Data and recommender systems

In order to effectively deploy recommendations, you need data. Both implicit and explicit, this data is automatically ingested by the system, allowing it to identify which products to serve to each user in a recommendation widget. A recommendation engine can collect online behavioral data about every single user. Sites collect first-party data, while data from third-party sources, such as CRM or offline purchase data, can be onboarded. The more data available, the stronger your targeting strategy becomes.

Types of user data

Being able to access the following types of user data can help power smarter recommendations:

  • Location data: The country, region, or city a user is located in
  • Tech data: The type of device a user is accessing a site from, the browser-type they are using, their operating system, and more
  • Demographic data: A user’s gender, age, marital status, etc.
  • Behavioral data: Actions a user takes on-site, including clicks, add-to-carts, hovers, number of pages viewed, etc.
  • Affinity-based data: The interests and preferences displayed by a user on-site
  • Online and offline purchase data: The products a user purchased on-site or in-store
  • Traffic source data: The source of traffic a user is visiting from, including direct traffic, paid traffic, social traffic, and referral traffic
  • 3rd-party data: Information about a user from outside sources, onboarded through a DMP.
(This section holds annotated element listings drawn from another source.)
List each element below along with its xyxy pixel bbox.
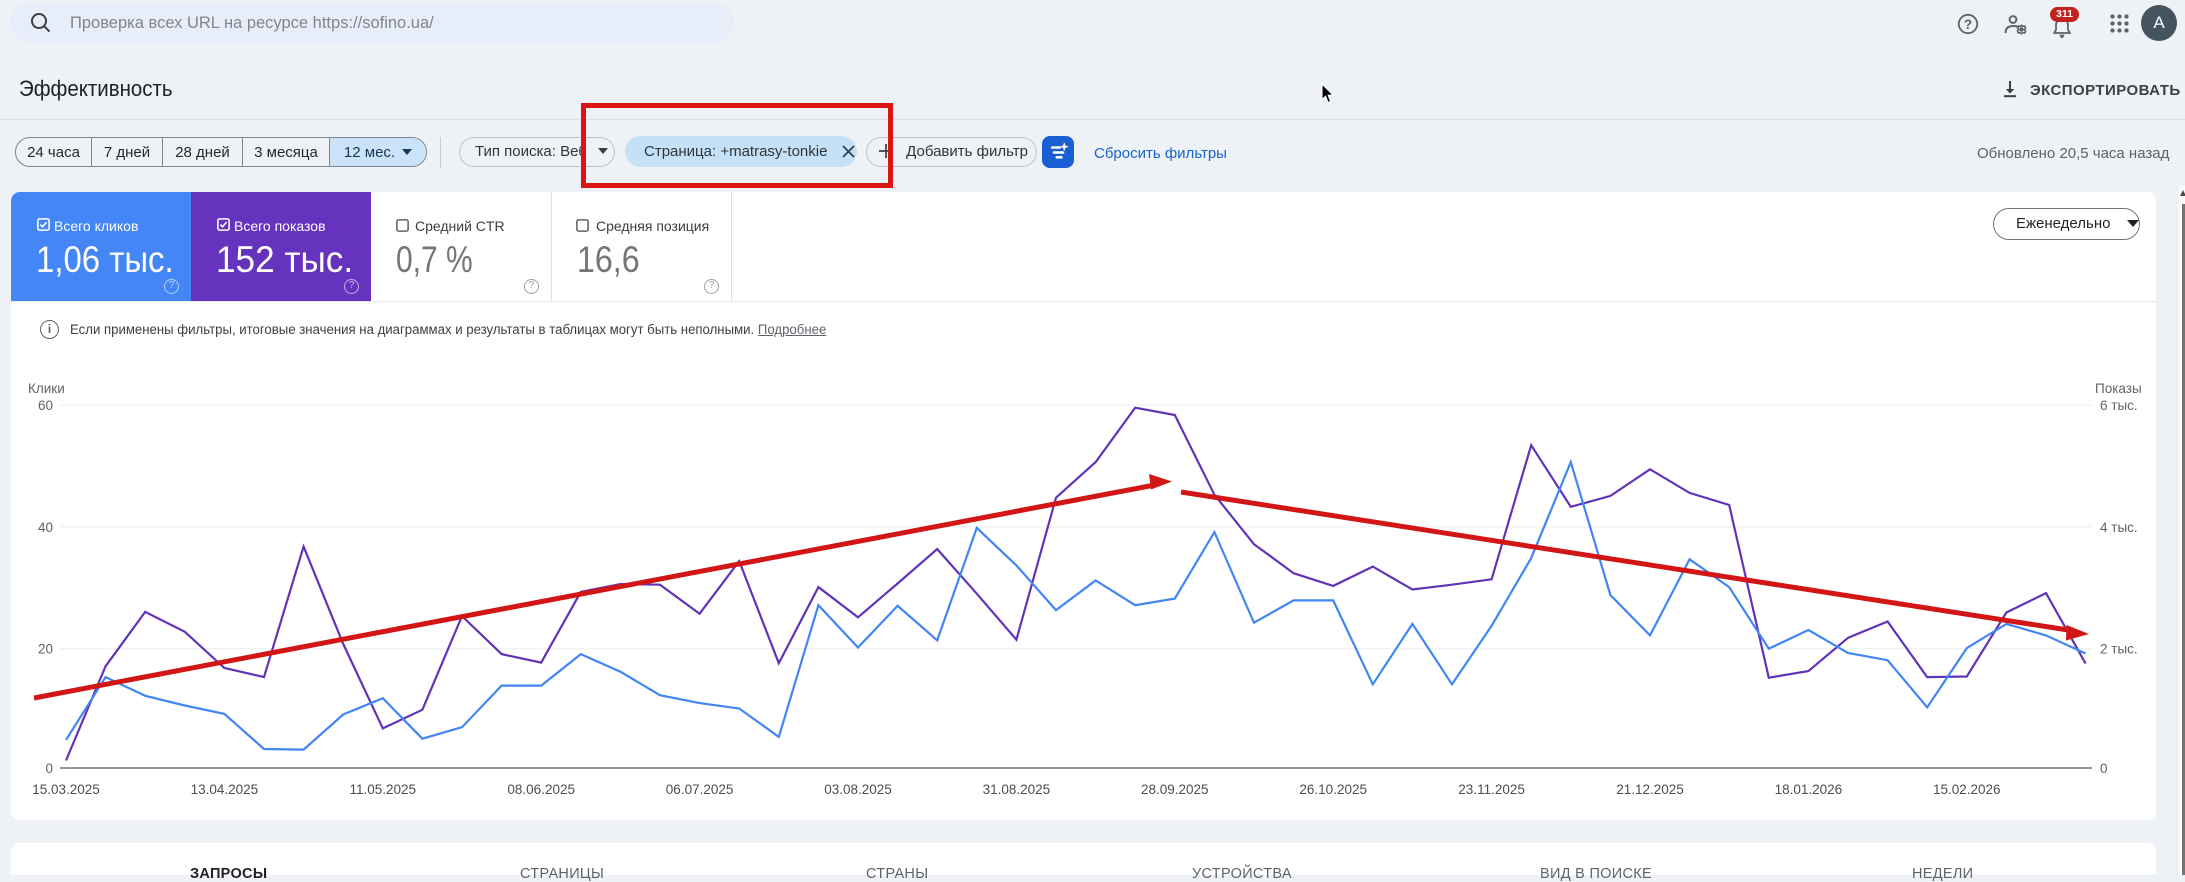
svg-text:11.05.2025: 11.05.2025	[350, 782, 417, 797]
svg-text:26.10.2025: 26.10.2025	[1299, 782, 1367, 797]
svg-text:18.01.2026: 18.01.2026	[1775, 782, 1843, 797]
svg-text:23.11.2025: 23.11.2025	[1458, 782, 1525, 797]
svg-text:Показы: Показы	[2095, 381, 2142, 396]
svg-text:31.08.2025: 31.08.2025	[983, 782, 1051, 797]
svg-text:08.06.2025: 08.06.2025	[507, 782, 575, 797]
svg-text:?: ?	[1964, 17, 1972, 32]
svg-text:0: 0	[45, 761, 53, 776]
svg-text:0: 0	[2100, 761, 2108, 776]
svg-text:28.09.2025: 28.09.2025	[1141, 782, 1209, 797]
svg-text:40: 40	[38, 520, 53, 535]
svg-text:20: 20	[38, 642, 53, 657]
svg-text:4 тыс.: 4 тыс.	[2100, 520, 2138, 535]
svg-text:06.07.2025: 06.07.2025	[666, 782, 734, 797]
svg-text:2 тыс.: 2 тыс.	[2100, 642, 2138, 657]
svg-text:21.12.2025: 21.12.2025	[1616, 782, 1684, 797]
svg-text:6 тыс.: 6 тыс.	[2100, 398, 2138, 413]
svg-text:03.08.2025: 03.08.2025	[824, 782, 892, 797]
svg-text:60: 60	[38, 398, 53, 413]
svg-text:15.03.2025: 15.03.2025	[32, 782, 100, 797]
svg-text:15.02.2026: 15.02.2026	[1933, 782, 2001, 797]
svg-text:13.04.2025: 13.04.2025	[191, 782, 259, 797]
svg-text:Клики: Клики	[28, 381, 65, 396]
Access to this data helps marketers identify buyer personas and understand purchase habits, which can inform segmentation strategies. Other elements, like knowing a user’s traffic source or the device they are using when interacting with a brand, can inform targeting strategies.

The more a user visits and interacts with your site, the more data becomes available. The system can then use this data to predict what users are most likely to purchase, make smarter segmentation decisions, and serve more relevant recommendations.

Visitor Type

Data Available

First-time visitors

Only context (IP / geo, traffic source)

2+ visits

Some usage data, some product-viewed data

Repeat visitors

Purchase history, deeper usage data, user affinities

Types of product data

Product data is also essential, as they give recommender systems the ability to put the right items in front of the right users. Product data feeds, which house a retailer’s entire product catalog, can be synced with recommender engines. Product feeds include basic information about the products available on a site, including, but not limited to:

  • SKU
  • Product name
  • Product URL
  • Price
  • In-stock status
  • Images
  • Keywords

Marketers can customize product feeds, adding in more product data that can later be used for targeting, such as color, size, style, etc. The more product data is available, the stronger your contextual and personalized recommendation strategies become.

The power of product recommendations

Product recommendations are a great way to improve the overall user experience, guiding visitors through the discovery process while simultaneously generating more revenue for your organization. And with machine learning doing much of the heavy lifting, marketers can experiment with different strategies, segmentation practices, and widgets at scale, exposing more products to users than ever before to generate ROI and boost their companies’ bottom lines.